La semaine dernière, une saga a débuté qui pourrait très bien se terminer comme l’Odyssée d’Homère ou l’Énéide de Virgile…

…à savoir un conte fascinant, divertissant, déroutant, chargé politiquement et imprévisible, jonché d’allusions lyriques et s’appuyant sur des sources mystérieuses. Un récit à priori factuel que les conteurs décrivent néanmoins en termes mythologiques comme “une licorne sautant par-dessus un arc-en-ciel” et comme “un exploit qui s’apparente à un jet de bâton dans le Yangtsé en amont de Shanghai, dans l’espoir qu’il réapparaisse à Seattle“.

NB : En fait, transporter un bâton du Yangtsé et le déposer sur une plage de Lake Washington n’est pas un exploit particulièrement difficile de nos jours, grâce aux transports aériens long-courriers.

Cette saga a duré des années et finira probablement par devenir une lecture obligatoire pour un certain nombre d’élèves qui préféreraient vraiment apprendre quelque chose de beaucoup plus simple, comme programmer la cryptographie à courbe elliptique à partir de rien, ou par exemple, traduire Homère en partant des textes en grec ancien.

Nous parlons, bien sûr, des étonnantes affirmations publiées par l’éditeur de technologie américain Bloomberg, selon lesquelles des espions militaires chinois ont réussi à infiltrer avec succès au moins 30 grandes entreprises américaines, il y a environ trois ans, en implantant secrètement de minuscules “puces zombies” sur les cartes mères de serveurs vendues par un fournisseur de serveur américain appelé Supermicro.

Selon Bloomberg, ces puces pourraient mener deux principales actions : effectuer des call-home, comme n’importe quel bot ou zombie, pour récupérer du code logiciel non autorisé et injecter celui-ci dans le système à un niveau inférieur à celui du noyau du système d’exploitation, dégradant ainsi le noyau lui-même.

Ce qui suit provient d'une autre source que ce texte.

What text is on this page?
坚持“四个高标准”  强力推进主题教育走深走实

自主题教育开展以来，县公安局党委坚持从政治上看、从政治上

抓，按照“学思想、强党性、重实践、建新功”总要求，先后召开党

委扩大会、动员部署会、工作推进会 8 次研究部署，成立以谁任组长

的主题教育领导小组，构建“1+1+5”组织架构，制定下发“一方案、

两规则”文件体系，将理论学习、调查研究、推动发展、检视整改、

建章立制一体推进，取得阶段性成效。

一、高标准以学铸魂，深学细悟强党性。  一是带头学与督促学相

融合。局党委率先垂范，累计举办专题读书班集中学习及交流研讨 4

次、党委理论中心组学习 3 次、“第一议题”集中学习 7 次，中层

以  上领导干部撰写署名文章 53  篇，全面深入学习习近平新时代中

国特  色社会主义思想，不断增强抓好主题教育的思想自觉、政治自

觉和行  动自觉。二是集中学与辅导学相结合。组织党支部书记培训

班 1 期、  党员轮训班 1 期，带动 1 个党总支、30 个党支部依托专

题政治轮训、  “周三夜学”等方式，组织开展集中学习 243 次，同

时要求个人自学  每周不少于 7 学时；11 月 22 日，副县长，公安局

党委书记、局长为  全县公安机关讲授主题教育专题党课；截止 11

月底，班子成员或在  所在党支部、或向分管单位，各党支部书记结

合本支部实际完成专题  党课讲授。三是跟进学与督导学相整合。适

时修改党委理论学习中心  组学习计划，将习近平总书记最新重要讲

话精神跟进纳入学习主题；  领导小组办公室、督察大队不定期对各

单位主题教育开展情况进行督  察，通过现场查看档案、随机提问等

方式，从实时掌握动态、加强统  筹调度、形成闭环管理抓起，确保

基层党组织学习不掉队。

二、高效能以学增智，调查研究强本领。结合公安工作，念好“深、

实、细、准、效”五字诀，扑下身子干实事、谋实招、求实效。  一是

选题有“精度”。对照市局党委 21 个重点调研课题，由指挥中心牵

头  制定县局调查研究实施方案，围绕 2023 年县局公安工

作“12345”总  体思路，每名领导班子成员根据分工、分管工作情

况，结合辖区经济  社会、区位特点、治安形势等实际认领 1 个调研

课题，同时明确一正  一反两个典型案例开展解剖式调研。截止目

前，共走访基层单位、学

La suggestion de Bloomberg quant à la façon dont cette opération pourrait fonctionner est un exemple assez simple de correction du système d’exploitation de sorte que “le serveur ne vérifie plus le mot de passe, et hop ! Une machine sécurisée se retrouve accessible à tous les utilisateurs”.

En pratique, le contrôle d’accès aux serveurs ne fonctionne plus ainsi de nos jours, avec une seule porte ouverte par une fonction programmée dans le système d’exploitation lui-même. Mais l’exemple de Bloomberg suggère plutôt le danger évident d’un assistant non fiable, au niveau du noyau, qu’il s’agisse d’un composant matériel ou logiciel, et ce sur n’importe quel ordinateur, qu’il s’agisse d’un serveur, d’un ordinateur portable ou d’un téléphone. 

Bloomberg semble dire que certaines de ces puces non fiables, à priori intégrées à des versions bien précises de cartes mères et uniquement pour des clients spécifiques, avec l’aide de sous-traitants cooptés, étaient ajoutées en surface, mais suffisamment petites pour échapper à un examen minutieux.

Apparemment, les éléments non fiables ressemblaient à d’autres composants minuscules désignés par Bloomberg comme des coupleurs de conditionnement du signal, de petits composants censés contrôler les interférences électriques entre les parties d’un circuit plutôt que de traiter et de manipuler des données dans le système.

Dans un cas, dit Bloomberg, les composants zombies étaient “suffisamment petits pour être intégrés entre les couches de fibre de verre sur lesquelles les autres composants étaient fixés”, bien que l’article admette presque honteusement que cette affirmation repose sur les dires d’”une personne qui vu des photos des puces en question”.

Apple et Amazon accusés

Quoi qu’il en soit, à part les rumeurs et les photos, Bloomberg exclut explicitement qu’Apple et Amazon aient été affectés par cette attaque il y a environ trois ans, mais exclut aussi qu’ils aient repéré les puces zombies, enquêté sur cette attaque et signalé quoi que ce soit aux autorités compétentes aux Etats-Unis.

Mais aujourd’hui, si Bloomberg dit vrai, toute cette histoire commence à émerger, après plusieurs années d’investigation.

Voici plus de détails.

Apple et Amazon ont déclaré exactement le contraire.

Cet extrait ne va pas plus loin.